NSM will be bringing this core message to Indonesia on Feb. 16-23 as they conduct meetings with buyers, processors and nutritionists.

“I’m excited to meet with the key players and talk about my farm operation, shedding light on how our soybeans go from a seed in South Dakota to a soybean in Indonesia,” McCranie said. “NSM will also utilize University of Minnesota Extension Agronomist Seth Naeve and feed nutritionist Bob Swick on the overall advantages of buying our beans exported from Pacific Northwest ports.”

Soybeans grown in NSM member states are typically lower in crude protein but higher in critical essential amino acids. Because whole soybeans and meal have historically been valued largely on crude protein quantity, soybeans with lower crude protein are often overlooked and discounted at a cheaper rate.

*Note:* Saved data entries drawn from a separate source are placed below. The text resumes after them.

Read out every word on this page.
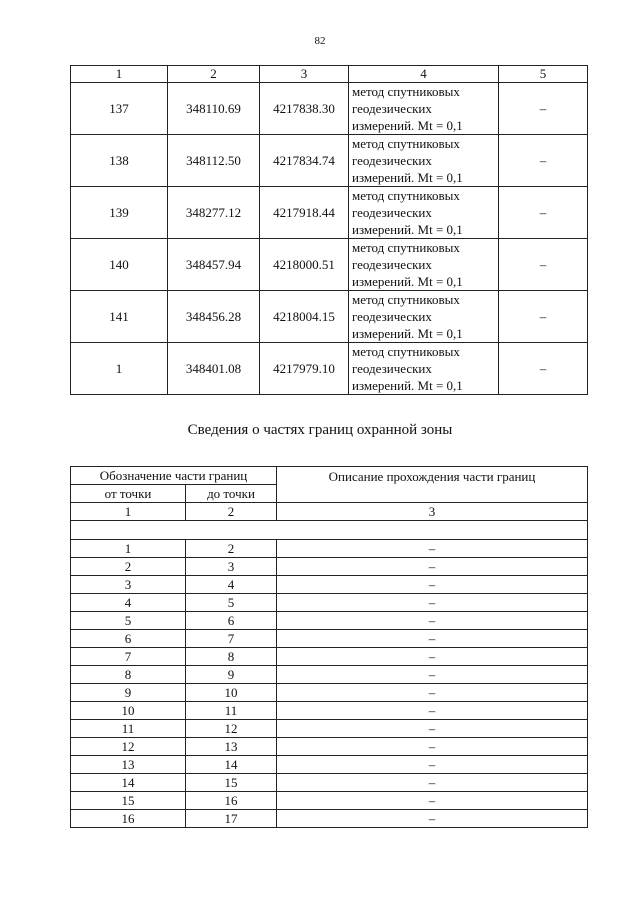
82
1	2	3	4	5
137	348110.69	4217838.30	метод спутниковых
геодезических
измерений. Mt = 0,1	–
138	348112.50	4217834.74	метод спутниковых
геодезических
измерений. Mt = 0,1	–
139	348277.12	4217918.44	метод спутниковых
геодезических
измерений. Mt = 0,1	–
140	348457.94	4218000.51	метод спутниковых
геодезических
измерений. Mt = 0,1	–
141	348456.28	4218004.15	метод спутниковых
геодезических
измерений. Mt = 0,1	–
1	348401.08	4217979.10	метод спутниковых
геодезических
измерений. Mt = 0,1	–
Сведения о частях границ охранной зоны
Обозначение части границ		Описание прохождения части границ
от точки	до точки	
1	2	3

1	2	–
2	3	–
3	4	–
4	5	–
5	6	–
6	7	–
7	8	–
8	9	–
9	10	–
10	11	–
11	12	–
12	13	–
13	14	–
14	15	–
15	16	–
16	17	–
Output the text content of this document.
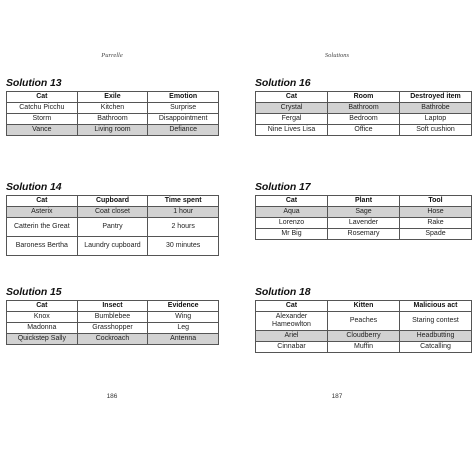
Purrelle
Solution 13
Cat	Exile	Emotion
Catchu Picchu	Kitchen	Surprise
Storm	Bathroom	Disappointment
Vance	Living room	Defiance
Solution 14
Cat	Cupboard	Time spent
Asterix	Coat closet	1 hour
Catterin the Great	Pantry	2 hours
Baroness Bertha	Laundry cupboard	30 minutes
Solution 15
Cat	Insect	Evidence
Knox	Bumblebee	Wing
Madonna	Grasshopper	Leg
Quickstep Sally	Cockroach	Antenna
186
Solutions
Solution 16
Cat	Room	Destroyed item
Crystal	Bathroom	Bathrobe
Fergal	Bedroom	Laptop
Nine Lives Lisa	Office	Soft cushion
Solution 17
Cat	Plant	Tool
Aqua	Sage	Hose
Lorenzo	Lavender	Rake
Mr Big	Rosemary	Spade
Solution 18
Cat	Kitten	Malicious act
Alexander Hameowlton	Peaches	Staring contest
Ariel	Cloudberry	Headbutting
Cinnabar	Muffin	Catcalling
187
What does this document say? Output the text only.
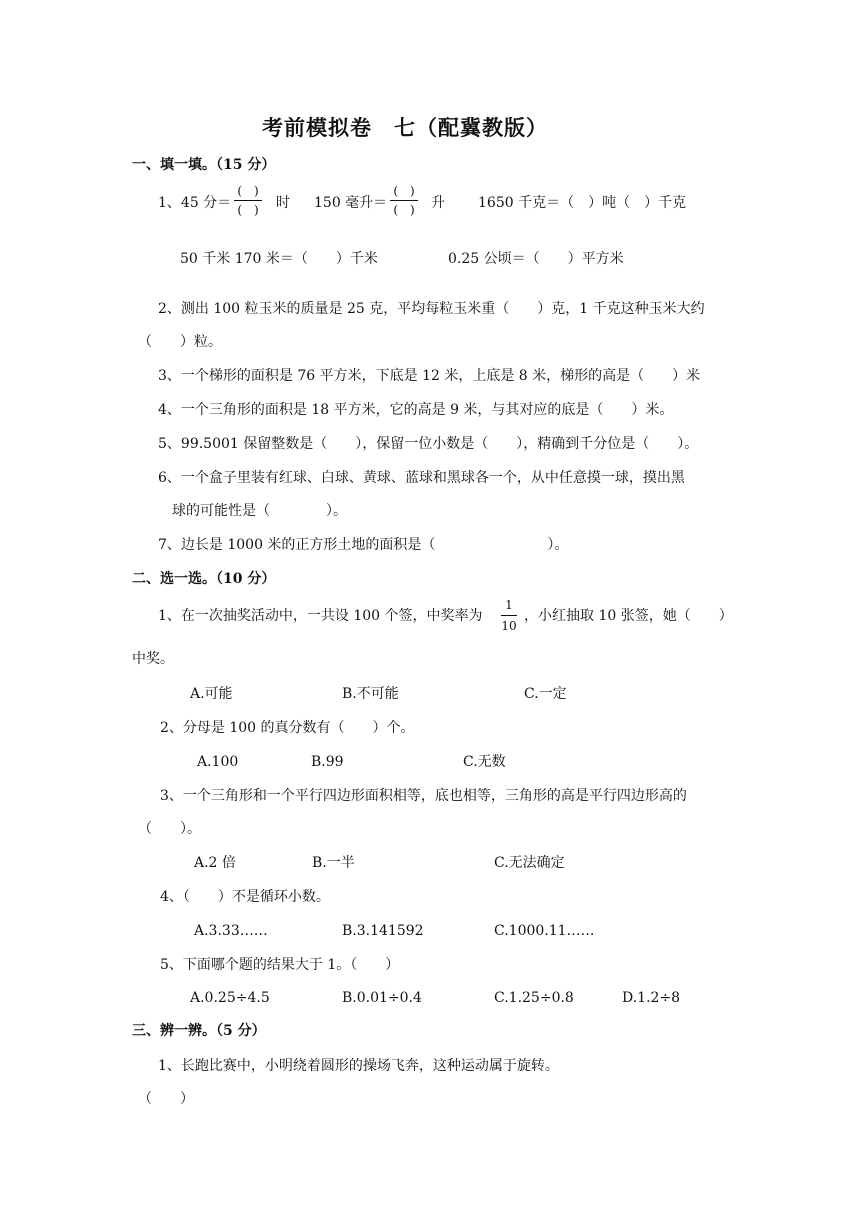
考前模拟卷　七（配冀教版）
一、填一填。（15 分）
1、45 分＝
(　)
(　) 时 150 毫升＝
(　)
(　) 升 1650 千克＝（　）吨（　）千克
50 千米 170 米＝（　　）千米	0.25 公顷＝（　　）平方米
2、测出 100 粒玉米的质量是 25 克，平均每粒玉米重（　　）克，1 千克这种玉米大约
（　　）粒。
3、一个梯形的面积是 76 平方米，下底是 12 米，上底是 8 米，梯形的高是（　　）米
4、一个三角形的面积是 18 平方米，它的高是 9 米，与其对应的底是（　　）米。
5、99.5001 保留整数是（　　），保留一位小数是（　　），精确到千分位是（　　）。
6、一个盒子里装有红球、白球、黄球、蓝球和黑球各一个，从中任意摸一球，摸出黑
球的可能性是（　　　　）。
7、边长是 1000 米的正方形土地的面积是（　　　　　　　　）。
二、选一选。（10 分）
1、在一次抽奖活动中，一共设 100 个签，中奖率为
1
10
，小红抽取 10 张签，她（　　）
中奖。
A.可能	B.不可能	C.一定
2、分母是 100 的真分数有（　　）个。
A.100	B.99	C.无数
3、一个三角形和一个平行四边形面积相等，底也相等，三角形的高是平行四边形高的
（　　）。
A.2 倍	B.一半	C.无法确定
4、（　　）不是循环小数。
A.3.33……	B.3.141592	C.1000.11……
5、下面哪个题的结果大于 1。（　　）
A.0.25÷4.5	B.0.01÷0.4	C.1.25÷0.8	D.1.2÷8
三、辨一辨。（5 分）
1、长跑比赛中，小明绕着圆形的操场飞奔，这种运动属于旋转。
（　　）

The goal of NSM is to change the language around true protein quality, amplifying the message to key stakeholders that higher crude protein content does not necessarily equate to higher protein quality or better nutritional value in feeding monogastric animals.

“Shouting about our premium product from my rooftop in South Dakota won’t reach our international buyers,” said McCranie, who also sits on the South Dakota Soybean Research and Promotion Council. “So, trips like this one are vital to hit home NSM’s message and expand the market for our beans.”

NSM’s communications team will also be on the ground in Indonesia to deliver updates during and following the trade mission.